(18 november 1792)
- fol. 257 - Op den 18 november wiert ten huijse van sieur Bogaert, boekdrucker op den hoek van de Mart, vertoont gelijk eenige volgende daegen een konstgewerkt werktuijg, welke schoon geschildert voor hetzelve huijs gehangen wiert ende wanof het volgende bericht is uijtgegeven geworden.
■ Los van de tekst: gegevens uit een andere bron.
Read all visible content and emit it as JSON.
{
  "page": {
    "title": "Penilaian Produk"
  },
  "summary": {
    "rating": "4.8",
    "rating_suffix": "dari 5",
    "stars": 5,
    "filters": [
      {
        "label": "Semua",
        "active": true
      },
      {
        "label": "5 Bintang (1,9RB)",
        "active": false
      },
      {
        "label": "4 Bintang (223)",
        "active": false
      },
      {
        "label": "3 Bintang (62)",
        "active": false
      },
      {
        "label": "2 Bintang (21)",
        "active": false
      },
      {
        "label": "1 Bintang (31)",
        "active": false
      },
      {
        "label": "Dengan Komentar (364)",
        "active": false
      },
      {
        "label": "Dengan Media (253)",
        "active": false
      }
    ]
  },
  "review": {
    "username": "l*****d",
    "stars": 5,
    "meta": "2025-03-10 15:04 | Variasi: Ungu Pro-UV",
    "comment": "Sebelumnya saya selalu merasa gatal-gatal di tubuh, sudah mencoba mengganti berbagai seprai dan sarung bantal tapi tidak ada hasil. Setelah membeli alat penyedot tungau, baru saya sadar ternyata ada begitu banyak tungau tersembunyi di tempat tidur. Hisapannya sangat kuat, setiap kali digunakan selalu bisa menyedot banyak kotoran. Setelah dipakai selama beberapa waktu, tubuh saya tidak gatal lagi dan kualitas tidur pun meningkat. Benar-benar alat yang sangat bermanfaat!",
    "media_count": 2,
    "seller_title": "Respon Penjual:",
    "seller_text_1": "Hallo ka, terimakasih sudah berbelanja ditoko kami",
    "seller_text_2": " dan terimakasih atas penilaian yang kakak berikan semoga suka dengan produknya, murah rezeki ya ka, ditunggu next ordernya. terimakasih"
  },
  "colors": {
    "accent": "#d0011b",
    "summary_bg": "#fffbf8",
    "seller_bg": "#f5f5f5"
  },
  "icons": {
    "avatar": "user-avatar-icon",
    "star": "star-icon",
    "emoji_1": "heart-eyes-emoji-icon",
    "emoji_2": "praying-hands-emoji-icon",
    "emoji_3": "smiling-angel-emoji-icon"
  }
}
Met toelaeting van 't magistraet. Den heer Kaissin, Italien, komende van Londen, zal d'eere hebben vandaeg en volgende daegen te laeten sien een meesterstuk der werktuijgkunde, verbeeldende eene jonge joffrouw net gekleet, wel ses verscheijde arias zal speelen op eene uijtmentende orgel, gemakt naer het order der Corinthiaensche bouwkonst, met zoo groote nauwkuerigheijd en bevalligheijd dat zij de verwondering verdient van alle liefhebbers. Hier zal men de volmaktheijd sien van een werktuijgelijk konststuk, welkdaenig men tot nu toe niet gesien heeft. Vrankrijk, Engeland, Italien en Zwitserland, zoo beroemt door de werktuijgkunde, hebben - fol. 258 - noijt een diergelijk stuk voortgebragt. Dit konstposteur zal daerenboven eene werking verrichten, welke tot verwondering zal strekken aen de liefhebbers. Te weten, zij verlangt en verkort den arm om dien regt op het clavier van den orgel te houden, doende met de vereijschte kragt en levendigheijd alle de toonen der musik spreeken. Dit onnaevolgelijk posteur, zijnde een opregt meesterstuk der konst, is een voortbrensel van het alom beroemt kabinet van Cox Musien van Londen. Den prijs is twee schellingen wisselgelt voor ider persoon en welk uijtmuntende konststuk van 's morgens ten 10 uren tot 's avons ten 10 uren ten huijse van J. Bogaert, boekdrukker op de Mart, kan gesien worden.